The canonical sequence begins with volumes treating classical subjects and proceeds to quantum and statistical theories: Volume 1 (Mechanics) connects to classical formulations of Galileo Galilei, Jean le Rond d'Alembert and Joseph-Louis Lagrange; Volume 2 (Classical Field Theory) relates to James Clerk Maxwell and Hendrik Lorentz; Volume 3 (Quantum Mechanics) builds on Erwin Schrödinger, Paul Dirac and Werner Heisenberg; Volume 4 (Relativistic Quantum Theory) and Volume 5 (Statistical Physics) reference Albert Einstein, Satyendra Nath Bose and Enrico Fermi; later volumes cover plasma and condensed matter touching on work by Lev D. Landau (the author), Isaak Pomeranchuk, L. D. Landau (theory of Fermi liquids), Nikolay Bogoliubov and Lev P. Gorkov. Mathematical apparatus invokes methods developed by Sofia Kovalevskaya (historical), Andrey Kolmogorov, Sergei Sobolev and John von Neumann while problem sets echo traditions connected to Kurt Gödel (contemporaneous intellectual milieu) and pedagogical practices at Moscow State University.
Primary authors are Lev Landau and Evgeny Lifshitz; additional contributors and editors over time included translators and advisors linked to institutions such as Pergamon Press, Butterworth-Heinemann and publishing houses in collaboration with scholars affiliated with University of Chicago, Yale University and the University of Tokyo.
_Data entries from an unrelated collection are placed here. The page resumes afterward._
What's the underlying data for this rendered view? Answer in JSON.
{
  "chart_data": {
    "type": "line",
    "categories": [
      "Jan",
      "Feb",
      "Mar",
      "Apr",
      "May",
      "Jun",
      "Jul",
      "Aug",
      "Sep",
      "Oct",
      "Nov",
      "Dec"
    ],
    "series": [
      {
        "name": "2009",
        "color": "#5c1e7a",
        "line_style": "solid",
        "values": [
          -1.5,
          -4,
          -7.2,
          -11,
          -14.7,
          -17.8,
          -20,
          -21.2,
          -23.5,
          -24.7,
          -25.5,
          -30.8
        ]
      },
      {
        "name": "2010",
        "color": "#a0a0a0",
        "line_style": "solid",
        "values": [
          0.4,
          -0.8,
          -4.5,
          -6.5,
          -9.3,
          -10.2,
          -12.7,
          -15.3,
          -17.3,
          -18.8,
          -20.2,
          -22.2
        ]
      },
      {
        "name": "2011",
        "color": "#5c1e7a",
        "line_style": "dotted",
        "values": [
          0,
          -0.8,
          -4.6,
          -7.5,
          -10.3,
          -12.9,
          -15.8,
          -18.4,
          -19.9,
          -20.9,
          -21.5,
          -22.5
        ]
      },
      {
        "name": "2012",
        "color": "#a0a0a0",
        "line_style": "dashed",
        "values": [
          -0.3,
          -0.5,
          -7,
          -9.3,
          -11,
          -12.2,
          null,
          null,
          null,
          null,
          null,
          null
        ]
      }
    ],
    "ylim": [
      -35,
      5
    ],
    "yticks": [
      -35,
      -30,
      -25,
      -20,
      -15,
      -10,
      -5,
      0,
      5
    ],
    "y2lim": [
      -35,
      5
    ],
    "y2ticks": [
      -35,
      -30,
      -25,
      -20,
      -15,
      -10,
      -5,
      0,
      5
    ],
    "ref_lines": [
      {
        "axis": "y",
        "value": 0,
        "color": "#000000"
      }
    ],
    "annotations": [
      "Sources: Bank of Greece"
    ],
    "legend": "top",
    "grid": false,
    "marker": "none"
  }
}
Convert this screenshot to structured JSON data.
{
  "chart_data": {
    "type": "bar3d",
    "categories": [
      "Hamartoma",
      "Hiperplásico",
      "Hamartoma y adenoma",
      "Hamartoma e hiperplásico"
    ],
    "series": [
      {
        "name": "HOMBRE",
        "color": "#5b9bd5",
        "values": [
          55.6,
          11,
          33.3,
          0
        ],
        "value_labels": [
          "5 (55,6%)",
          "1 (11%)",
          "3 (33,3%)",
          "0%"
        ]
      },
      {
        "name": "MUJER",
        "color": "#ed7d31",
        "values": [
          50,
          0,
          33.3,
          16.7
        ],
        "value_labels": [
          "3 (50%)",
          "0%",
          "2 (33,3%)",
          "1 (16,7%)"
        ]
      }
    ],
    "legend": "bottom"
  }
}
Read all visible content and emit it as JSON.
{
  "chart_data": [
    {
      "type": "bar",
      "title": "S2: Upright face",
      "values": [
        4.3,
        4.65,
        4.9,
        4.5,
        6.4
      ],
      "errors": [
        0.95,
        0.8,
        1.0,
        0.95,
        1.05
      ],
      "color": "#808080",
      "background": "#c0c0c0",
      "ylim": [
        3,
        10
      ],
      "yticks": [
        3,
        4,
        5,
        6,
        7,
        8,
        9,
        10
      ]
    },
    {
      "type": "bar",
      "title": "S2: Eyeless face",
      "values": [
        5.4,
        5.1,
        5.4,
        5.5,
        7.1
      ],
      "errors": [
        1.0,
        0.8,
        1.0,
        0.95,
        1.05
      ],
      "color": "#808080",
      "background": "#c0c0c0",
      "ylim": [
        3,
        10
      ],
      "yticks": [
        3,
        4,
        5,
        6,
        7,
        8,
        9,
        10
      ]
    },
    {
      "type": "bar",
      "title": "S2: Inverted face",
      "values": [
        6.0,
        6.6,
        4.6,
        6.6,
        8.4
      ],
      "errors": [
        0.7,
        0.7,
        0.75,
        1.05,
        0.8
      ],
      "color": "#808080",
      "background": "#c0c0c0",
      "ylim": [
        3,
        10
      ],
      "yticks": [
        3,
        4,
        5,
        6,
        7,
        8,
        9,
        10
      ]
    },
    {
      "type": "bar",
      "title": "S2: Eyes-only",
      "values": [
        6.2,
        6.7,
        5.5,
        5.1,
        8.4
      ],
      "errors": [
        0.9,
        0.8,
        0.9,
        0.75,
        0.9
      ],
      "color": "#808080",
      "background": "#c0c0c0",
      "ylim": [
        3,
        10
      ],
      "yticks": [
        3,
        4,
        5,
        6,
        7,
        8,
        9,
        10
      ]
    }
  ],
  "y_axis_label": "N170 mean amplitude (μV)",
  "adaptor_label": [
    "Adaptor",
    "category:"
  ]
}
The series accumulated commentary and errata from physicists connected to Murray Gell-Mann, Isidor Rabi, Philip Anderson, Lev Pitaevskii and Alexander Abrikosov, and subsequent editions incorporated insights from researchers at Brookhaven National Laboratory, Argonne National Laboratory and Los Alamos National Laboratory.
Praised by Nobel laureates and cited in landmark papers by figures such as Richard Feynman, Steven Weinberg, Murray Gell-Mann and Freeman Dyson, the set shaped theoretical pedagogy across universities including University of California, Berkeley, Columbia University, University of Chicago and Brown University. Reviews in scholarly venues referenced the series alongside works by Rudolf Peierls, Max Born, Paul Dirac and Lev Landau's contemporaries; its notational economy and concise proofs influenced textbook authors like Walter Greiner and J. J. Sakurai. Critiques from historians and educators associated with University of Cambridge and Princeton University Press discuss its Soviet provenance and pedagogical intensity relative to texts by David Morin and Frank Wilczek.
Originally published in Russian by Nauka, the ten volumes were translated into English by teams affiliated with Pergamon Press and Butterworth-Heinemann and distributed internationally, with printings in languages coordinated through publishing houses in France (editions used at École Normale Supérieure), Germany (editions used at Universität Göttingen), Japan (editions used at University of Tokyo), China and India. Later annotated editions and reprints were produced in collaboration with academics at University of Oxford and Cambridge University Press archives; collected bibliographies in research libraries at Library of Congress and British Library document multiple imprints and revisions through the late twentieth century.